I just read that Dick Cheney was hissed and called a war criminal by some Ron Paul supporters at the current CPAC convention. I think that’s splendid, and I guess its way I’m not nearly as frightened by the tea party as are most progressives. I certainly find much to admire (and much that I disdain) in the hard libertarian core represented by Ron Paul, people who take the idea of smallness seriously enough to hate the big wars that America has been waging in recent years. I don’t know where the political enthusiasm for the bracing, radical change America so desperately needs will come from. One thing that is clear, is that it won’t come from progressives, and Obama’s presidency has been an opiate, utterly stultifying the chances for a revived liberalism.
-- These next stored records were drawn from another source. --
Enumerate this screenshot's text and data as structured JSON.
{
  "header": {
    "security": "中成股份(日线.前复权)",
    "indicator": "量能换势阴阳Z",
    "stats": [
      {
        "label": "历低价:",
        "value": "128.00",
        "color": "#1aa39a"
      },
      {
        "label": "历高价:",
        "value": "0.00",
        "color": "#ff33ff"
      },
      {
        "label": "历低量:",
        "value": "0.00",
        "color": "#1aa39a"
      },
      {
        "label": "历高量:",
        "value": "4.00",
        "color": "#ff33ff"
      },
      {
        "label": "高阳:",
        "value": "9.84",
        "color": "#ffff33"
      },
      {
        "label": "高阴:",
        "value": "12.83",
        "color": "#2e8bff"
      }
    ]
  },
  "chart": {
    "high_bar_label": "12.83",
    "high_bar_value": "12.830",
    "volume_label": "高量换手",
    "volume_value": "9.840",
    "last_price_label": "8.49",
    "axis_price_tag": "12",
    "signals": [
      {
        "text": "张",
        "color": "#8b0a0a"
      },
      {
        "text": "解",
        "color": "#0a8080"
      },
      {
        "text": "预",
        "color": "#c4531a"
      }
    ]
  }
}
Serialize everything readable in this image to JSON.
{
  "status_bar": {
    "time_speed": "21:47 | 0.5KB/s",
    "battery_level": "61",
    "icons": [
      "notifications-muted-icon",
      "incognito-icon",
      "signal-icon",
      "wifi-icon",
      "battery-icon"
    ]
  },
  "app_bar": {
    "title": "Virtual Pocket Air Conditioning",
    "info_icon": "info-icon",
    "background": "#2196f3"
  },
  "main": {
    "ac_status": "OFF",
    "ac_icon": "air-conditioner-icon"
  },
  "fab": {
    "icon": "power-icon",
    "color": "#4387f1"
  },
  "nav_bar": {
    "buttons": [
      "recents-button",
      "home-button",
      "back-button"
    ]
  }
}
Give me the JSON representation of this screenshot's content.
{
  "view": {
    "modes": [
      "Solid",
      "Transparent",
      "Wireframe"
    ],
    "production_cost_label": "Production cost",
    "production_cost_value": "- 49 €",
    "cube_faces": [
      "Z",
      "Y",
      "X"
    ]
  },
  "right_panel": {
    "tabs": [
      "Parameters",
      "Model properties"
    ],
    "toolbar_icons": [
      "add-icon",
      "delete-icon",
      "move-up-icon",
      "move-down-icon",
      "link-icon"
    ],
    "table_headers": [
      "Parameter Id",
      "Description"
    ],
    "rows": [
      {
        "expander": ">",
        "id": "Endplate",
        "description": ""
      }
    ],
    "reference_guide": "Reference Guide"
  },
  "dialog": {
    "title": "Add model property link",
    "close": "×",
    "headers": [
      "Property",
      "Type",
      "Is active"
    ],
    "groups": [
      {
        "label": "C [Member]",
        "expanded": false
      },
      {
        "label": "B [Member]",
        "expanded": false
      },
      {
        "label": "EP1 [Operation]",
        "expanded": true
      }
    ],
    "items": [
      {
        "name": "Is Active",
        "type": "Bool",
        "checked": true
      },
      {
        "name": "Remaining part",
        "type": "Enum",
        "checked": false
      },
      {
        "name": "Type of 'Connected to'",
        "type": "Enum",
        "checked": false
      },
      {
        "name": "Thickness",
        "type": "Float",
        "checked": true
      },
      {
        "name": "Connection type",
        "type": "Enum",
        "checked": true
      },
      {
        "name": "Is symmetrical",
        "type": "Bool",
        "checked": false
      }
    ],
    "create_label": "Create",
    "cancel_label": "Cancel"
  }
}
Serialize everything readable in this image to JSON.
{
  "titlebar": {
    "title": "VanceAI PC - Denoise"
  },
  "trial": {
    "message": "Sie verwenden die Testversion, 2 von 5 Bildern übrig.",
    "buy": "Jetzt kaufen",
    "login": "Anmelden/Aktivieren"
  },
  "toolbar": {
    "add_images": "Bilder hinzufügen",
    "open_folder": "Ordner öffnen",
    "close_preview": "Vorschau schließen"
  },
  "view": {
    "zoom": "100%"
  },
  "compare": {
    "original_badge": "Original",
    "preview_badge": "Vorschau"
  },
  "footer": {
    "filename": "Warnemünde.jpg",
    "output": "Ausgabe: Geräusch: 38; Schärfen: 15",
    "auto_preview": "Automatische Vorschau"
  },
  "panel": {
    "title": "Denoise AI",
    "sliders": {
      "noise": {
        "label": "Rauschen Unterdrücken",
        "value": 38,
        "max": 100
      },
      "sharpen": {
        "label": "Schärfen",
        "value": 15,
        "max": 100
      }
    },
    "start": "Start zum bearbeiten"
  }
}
This brings me to Bill Kauffman’s recent book, By Bye Miss American Empire, a call for separation and division of the fifty states, into many more, smaller entities, and looks with favor on secession of Hawaii, Alaska, Puerto Rico (though he seems to be a bit on the fence about a separate South.) Kauffman is a genial reactionary anarchist, living nearby in Batavia, New York, and has written many books on the need for a revived localism and a foreign policy to match, and has written an interesting history of the America First movement before WWII. His books are all witty, generally well researched, and convey a sense of optimism about whatever hopeless cause he is writing about at the moment, which in this case are the efforts of upstate New Yorkers to separate from the big, bad city far away, and similar movements. I knew something about NY efforts, but knew next to nothing about similar movement in western Kansas, far northern California, and the upper peninsula of Michigan and elsewhere. And I had never considered before how the statehoods of Alaska and Hawaii were really chapters in a broader Cold War policy to expand, wherever possible, the effective limits of American influence, in which the wishes of local residents were almost as unimportant to American policy makers as were, say , the Guatemalans or Iranians of the time.
Me, I like New York State just as it is, stretching from Montauk to the Niagara River, and I am not convinced of the necessary virtues of smallness in political units. For every more or less peaceful breakup of a Soviet Union, there’s a Yuogoslavia; give me the relative centuries long peace of the Ottomans, to the Sykes-Picoted-Balfoured Middle East of the past century. But as a thought experiment, or as Kauffman refers to it more than once, an eidolon, it is worth thinking about dividing America into itty-bitty pieces. I think I am atmy political core an anarchist, though of a very different version than Kauffman. Still, Kauffman’s work is imbued with a sense of populist possibility which is heartening and infectious. He makes several paeans to the Tea Party in the course of his book, and if there were more Kauffmans and fewer Palins and Bachmanns, the Tea Party would get a whole lot more interesting.